Correct uit is het nieuwe in (3)

In het tweede deel is aan de hand van een aantal schema’s de werking van de basisunit en remote-unit stap voor stap toegelicht en tevens zijn het doel en de kleurstelling van de werkschakelaar aan de orde gesteld. In dit artikel wordt verder ingegaan op de achtergrond en de overwegingen bij de gebruikte componenten.

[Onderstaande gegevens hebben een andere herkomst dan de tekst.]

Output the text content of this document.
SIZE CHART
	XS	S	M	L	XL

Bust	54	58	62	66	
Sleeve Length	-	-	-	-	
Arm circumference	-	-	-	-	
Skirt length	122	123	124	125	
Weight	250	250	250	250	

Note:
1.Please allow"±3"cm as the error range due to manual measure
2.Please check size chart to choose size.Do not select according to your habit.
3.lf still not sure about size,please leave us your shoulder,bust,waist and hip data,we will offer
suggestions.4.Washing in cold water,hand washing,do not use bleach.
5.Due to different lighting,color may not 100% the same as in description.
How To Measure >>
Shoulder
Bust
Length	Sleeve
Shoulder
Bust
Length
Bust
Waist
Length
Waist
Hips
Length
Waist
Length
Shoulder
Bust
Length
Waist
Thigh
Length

In het eerste artikel zijn de stappen voor het elektrisch veiligstellen genoemd (conform EN 50110-1 Artikel 6.2), te weten:

  • 1. Scheiden;
  • 2. Vergrendelen tegen weder inschakelen;
  • 3. Spanningsloosheid aantonen;
  • 4. Aarden en kortsluiten.

Vervolgens dient er met een eigen hangslot (lock) en label (tag) voor te worden gezorgd dat de (remote-)werkschakelaar uniek geblokkeerd (out) blijft tijdens de werkzaamheden. Het gaat erom een betrouwbare isolatie (scheiding, onderbreking) te garanderen waarbij er een betrouwbare mechanische verbinding tussen de schakelaar en de scheidende elementen moet zijn. Bovendien moet er sprake zijn van een visuele en ondubbelzinnige aanduiding van toestand van de scheider in relatie tot stand van de werkschakelaar.

afb 1

Afbeelding 1. De basis-unit.

Aan de hand van het demonstratiemodel (afbeelding 1) zullen de belangrijkste componenten nader worden beschouwd. Hoewel de hoofdschakelaar (1 op afbeelding 1) op de unit als eerste component wordt vermeld is deze voor de remote-lototo-toepassing minder belangrijk. Echter, om de inhoud bij een demonstratie te tonen is het handig om de kastdeur te kunnen openen en dan moet uiteraard de spanning afgeschakeld zijn. Deze schakelaar (scheider) zal in de praktijk een hoofdschakelaar zijn in een aftakkast in bijvoorbeeld een elektrische bedrijfsruimte.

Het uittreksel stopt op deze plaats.